2008’s buzzword seems to be “Search Engine Optimization“. At my day job at Climber.com, I talk to a lot of recruiters who are ‘kinda-familiar” with SEO, “don’t understand it completely”, “not sure why its necessary” and sure “don’t know how to deploy it”. Yes, some are utilizing SEO vendors to optimize their Career’s page and/or jobs, but the majority are not.
Optimize, optimization, optimal, optimistic. All of these words resemble the same action: to make something better or to desire better.
So why optimize your jobs?
1. The main reason is: To help your jobs, your careers page and/or your recruiting profile all receive a better chance of being found in organic search results, which of course will increase candidate flow and traffic to your jobs and/or careers site.
The other reasons are below:
2. Most job seekers’ first stop for conducting job searches are on search engines, like Google, MSN, or Yahoo. Their next stop, if they are a savvy job seeker, may be Job Board Aggregators like Indeed, Simplyhired and juju. After that it’s usually on to the major job boards. Since the general population is used to ‘googling’ things, (brand name-turned-verb, wonder when it will hit the dictionary?) I’m not surprised at the fact that the word ‘job’ was searched 1.14 billion times during the last month. Most job seekers aren’t typing in just ‘job’ but more specific phrases like, “Accounting Jobs”, which by the way was searched 13.4 million times in the last month.

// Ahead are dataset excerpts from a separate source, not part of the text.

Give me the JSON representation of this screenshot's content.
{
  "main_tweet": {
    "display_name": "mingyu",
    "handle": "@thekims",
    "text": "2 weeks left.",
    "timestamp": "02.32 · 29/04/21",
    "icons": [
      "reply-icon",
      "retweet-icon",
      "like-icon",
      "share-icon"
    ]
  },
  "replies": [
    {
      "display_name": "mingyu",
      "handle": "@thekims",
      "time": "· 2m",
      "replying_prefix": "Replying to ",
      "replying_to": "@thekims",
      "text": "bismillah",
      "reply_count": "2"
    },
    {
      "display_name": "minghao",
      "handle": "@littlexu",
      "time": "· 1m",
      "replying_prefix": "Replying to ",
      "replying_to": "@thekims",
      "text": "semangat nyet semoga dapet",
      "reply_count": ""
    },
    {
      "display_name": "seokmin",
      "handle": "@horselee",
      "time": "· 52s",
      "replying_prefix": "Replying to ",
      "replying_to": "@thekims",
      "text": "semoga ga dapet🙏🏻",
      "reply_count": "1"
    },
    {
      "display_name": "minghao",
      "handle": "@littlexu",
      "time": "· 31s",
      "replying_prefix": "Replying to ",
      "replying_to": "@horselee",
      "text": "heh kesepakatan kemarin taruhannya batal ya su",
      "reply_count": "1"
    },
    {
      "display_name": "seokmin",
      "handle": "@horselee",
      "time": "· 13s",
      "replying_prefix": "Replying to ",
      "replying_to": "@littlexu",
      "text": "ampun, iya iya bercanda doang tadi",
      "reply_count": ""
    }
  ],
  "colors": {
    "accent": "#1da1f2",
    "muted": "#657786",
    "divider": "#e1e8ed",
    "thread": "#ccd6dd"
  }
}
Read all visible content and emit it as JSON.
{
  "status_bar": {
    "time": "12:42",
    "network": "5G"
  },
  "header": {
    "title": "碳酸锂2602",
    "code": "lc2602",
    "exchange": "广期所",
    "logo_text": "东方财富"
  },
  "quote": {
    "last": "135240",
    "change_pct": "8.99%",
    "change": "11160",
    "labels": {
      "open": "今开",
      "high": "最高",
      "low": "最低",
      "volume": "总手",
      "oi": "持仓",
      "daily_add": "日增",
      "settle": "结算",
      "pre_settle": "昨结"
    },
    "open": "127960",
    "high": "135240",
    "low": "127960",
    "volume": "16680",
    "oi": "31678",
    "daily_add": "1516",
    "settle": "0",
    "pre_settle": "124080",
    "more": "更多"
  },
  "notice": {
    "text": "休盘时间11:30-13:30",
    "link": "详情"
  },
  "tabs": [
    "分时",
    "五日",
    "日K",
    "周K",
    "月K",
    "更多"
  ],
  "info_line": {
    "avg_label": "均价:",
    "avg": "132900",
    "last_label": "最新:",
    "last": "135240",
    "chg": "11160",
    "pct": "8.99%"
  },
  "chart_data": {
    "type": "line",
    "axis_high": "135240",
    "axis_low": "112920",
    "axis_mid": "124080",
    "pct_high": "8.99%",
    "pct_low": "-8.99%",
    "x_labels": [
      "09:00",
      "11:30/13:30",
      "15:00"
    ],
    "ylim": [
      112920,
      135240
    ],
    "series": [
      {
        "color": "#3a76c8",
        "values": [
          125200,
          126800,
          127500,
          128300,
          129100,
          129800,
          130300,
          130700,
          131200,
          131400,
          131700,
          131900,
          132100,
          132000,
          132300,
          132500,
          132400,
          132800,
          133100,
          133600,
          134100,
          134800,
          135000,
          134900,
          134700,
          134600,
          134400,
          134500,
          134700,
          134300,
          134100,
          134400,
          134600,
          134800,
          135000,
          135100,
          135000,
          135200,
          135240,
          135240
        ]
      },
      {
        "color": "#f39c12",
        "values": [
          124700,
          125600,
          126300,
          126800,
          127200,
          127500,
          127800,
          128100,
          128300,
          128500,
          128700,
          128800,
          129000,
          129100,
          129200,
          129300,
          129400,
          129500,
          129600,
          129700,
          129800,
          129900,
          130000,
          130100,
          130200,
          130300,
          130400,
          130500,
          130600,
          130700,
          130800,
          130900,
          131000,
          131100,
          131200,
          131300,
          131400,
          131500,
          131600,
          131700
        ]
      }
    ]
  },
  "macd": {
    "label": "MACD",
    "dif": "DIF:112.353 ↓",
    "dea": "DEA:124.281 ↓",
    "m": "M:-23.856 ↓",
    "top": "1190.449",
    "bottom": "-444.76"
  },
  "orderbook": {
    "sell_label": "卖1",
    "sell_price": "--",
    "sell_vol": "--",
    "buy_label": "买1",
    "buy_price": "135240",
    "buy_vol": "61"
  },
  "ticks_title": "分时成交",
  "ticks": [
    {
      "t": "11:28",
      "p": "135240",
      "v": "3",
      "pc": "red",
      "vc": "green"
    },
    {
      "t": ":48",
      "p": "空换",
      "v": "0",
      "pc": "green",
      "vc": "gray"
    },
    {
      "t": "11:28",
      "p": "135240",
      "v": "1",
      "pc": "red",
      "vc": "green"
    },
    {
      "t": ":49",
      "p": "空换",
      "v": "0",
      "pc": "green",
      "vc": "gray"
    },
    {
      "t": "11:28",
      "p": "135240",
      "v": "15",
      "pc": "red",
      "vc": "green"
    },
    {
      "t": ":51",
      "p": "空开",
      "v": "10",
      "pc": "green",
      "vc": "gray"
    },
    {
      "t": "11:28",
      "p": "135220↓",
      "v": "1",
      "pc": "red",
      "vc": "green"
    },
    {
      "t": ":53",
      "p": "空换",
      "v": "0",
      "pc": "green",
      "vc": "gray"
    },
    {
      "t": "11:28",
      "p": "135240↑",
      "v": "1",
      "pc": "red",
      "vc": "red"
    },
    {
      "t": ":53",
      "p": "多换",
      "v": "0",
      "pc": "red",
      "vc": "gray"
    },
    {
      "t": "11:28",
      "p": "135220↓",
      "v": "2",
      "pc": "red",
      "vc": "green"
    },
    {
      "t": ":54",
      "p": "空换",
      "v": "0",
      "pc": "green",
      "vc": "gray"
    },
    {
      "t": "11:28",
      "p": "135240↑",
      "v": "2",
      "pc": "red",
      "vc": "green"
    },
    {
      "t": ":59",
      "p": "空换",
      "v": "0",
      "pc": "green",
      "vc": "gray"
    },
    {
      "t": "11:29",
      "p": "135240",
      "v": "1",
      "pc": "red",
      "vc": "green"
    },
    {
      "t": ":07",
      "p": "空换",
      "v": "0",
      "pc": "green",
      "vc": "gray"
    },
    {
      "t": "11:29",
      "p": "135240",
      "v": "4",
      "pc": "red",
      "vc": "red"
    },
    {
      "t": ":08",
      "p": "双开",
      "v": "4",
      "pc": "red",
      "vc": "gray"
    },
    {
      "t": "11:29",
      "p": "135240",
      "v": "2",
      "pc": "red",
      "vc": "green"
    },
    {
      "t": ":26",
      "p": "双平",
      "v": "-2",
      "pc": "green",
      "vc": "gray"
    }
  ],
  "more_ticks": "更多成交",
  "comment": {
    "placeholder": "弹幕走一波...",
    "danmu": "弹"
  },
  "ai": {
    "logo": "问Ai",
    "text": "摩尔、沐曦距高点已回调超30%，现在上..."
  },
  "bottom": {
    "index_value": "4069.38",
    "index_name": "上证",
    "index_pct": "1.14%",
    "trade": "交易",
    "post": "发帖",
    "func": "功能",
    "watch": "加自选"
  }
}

3. It’s a great way to build Employment Branding Efforts. If you are a small to medium sized organization (aka no name) who has to compete with the larger brand name types for the same talent, then you can’t afford to skip over this buzzword.
4. Passive job seekers typically will ‘google’ a company to see more information about them. But what comes up in the first page or so of search results is key. You want to make sure your Career’s site is right up there with the main url for your page. This gives job seekers a one search, one click trip to your careers page where they can be sold into working for your company.
5. It’s a perfect strategy for keeping your talent pipeline full, ESPECIALLY for organizations who are continually recruiting for the same positions like Salespeople, Customer Service and Nurses. SEO offers a consistent and ongoing way to be in front of the people who are searching for you.
If you’re going to post anything online about the jobs you recruit for, albeit job posting, employment branding video, social networking profile, etc…what good is it if you just post it and hope people find it? You have to make sure it is optimized or it will fall in the big black Internet hole.
Bulletin-Board-type recruitment is loooong gone. It’s now up to you to get your name, your jobs and your brand out there and in front of the right people. So I ask, are you optimizing? If you say no, I want to know, what’s holding you back?